Take-Two CEO Strauss Zelnick says Zynga’s metrics are “sketchy” and that disclosure problems are a big part of why it hasn’t yet gone public.
It’s been a rough week for Zynga. First there was bubbling criticism of the company’s corrosive corporate culture and reports of many employees who plan to cash out and jump ship as soon as the company goes public; then came word that Zynga’s player numbers have remained essentially flat since the end of 2009, suggesting that the company has hit a wall and has no idea how to get over it. And now the boss of Take-Two Interactive, publisher of franchises like BioShock and Grand Theft Auto, has for some reason decided to slip in a few shots of his own.
“Zynga is a direct marketing company, 97 percent of which don’t pay them anything, three percent who do. They churn quite quickly and they get new customers. That is their model,” he said yesterday at the Reuters Global Media Summit.

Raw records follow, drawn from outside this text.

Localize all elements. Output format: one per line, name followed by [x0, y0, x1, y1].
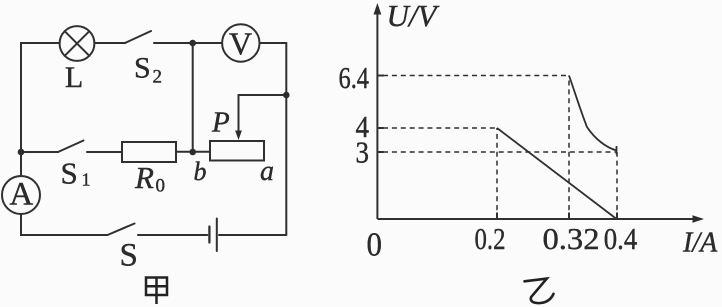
svg-text:0.2: 0.2 — [475, 221, 506, 256]
svg-text:V: V — [229, 25, 252, 61]
svg-text:3: 3 — [356, 135, 370, 170]
svg-text:0.4: 0.4 — [604, 221, 638, 256]
svg-text:0: 0 — [367, 227, 383, 264]
svg-text:U/V: U/V — [387, 0, 440, 33]
svg-text:L: L — [65, 61, 83, 94]
svg-text:0: 0 — [156, 176, 166, 197]
svg-text:S: S — [134, 52, 151, 85]
svg-text:I/A: I/A — [682, 228, 718, 259]
svg-text:R: R — [134, 160, 154, 195]
svg-text:2: 2 — [153, 67, 163, 88]
svg-text:S: S — [120, 238, 138, 274]
svg-text:1: 1 — [82, 170, 91, 190]
svg-text:b: b — [194, 157, 207, 186]
svg-text:S: S — [61, 156, 78, 191]
svg-text:a: a — [260, 156, 274, 187]
svg-text:A: A — [9, 177, 33, 213]
svg-text:P: P — [211, 107, 230, 139]
svg-text:6.4: 6.4 — [339, 60, 370, 95]
svg-text:0.32: 0.32 — [543, 221, 600, 256]
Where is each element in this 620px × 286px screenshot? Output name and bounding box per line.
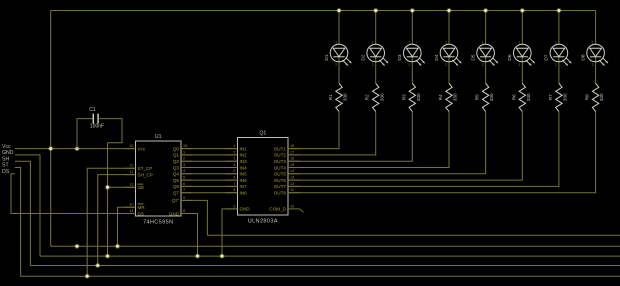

“I would argue being the number one player in [social gaming] is complicated, which is why Zynga hasn’t gone public yet because their metrics are sketchy,” he continued. “I think they have disclosure issues, I think you are seeing their acquisition costs go up, marketing costs go up and they have very high churn.” In order to present a more accurate financial picture to potential investors, Zelnick added, Zynga needs to publish details about its rate of customer loss.
Zynga’s IPO has generally been expected to be worth about $1 billion, although the company’s recent issues could force that figure down. A Zynga rep had no comment on Zelnick’s comments.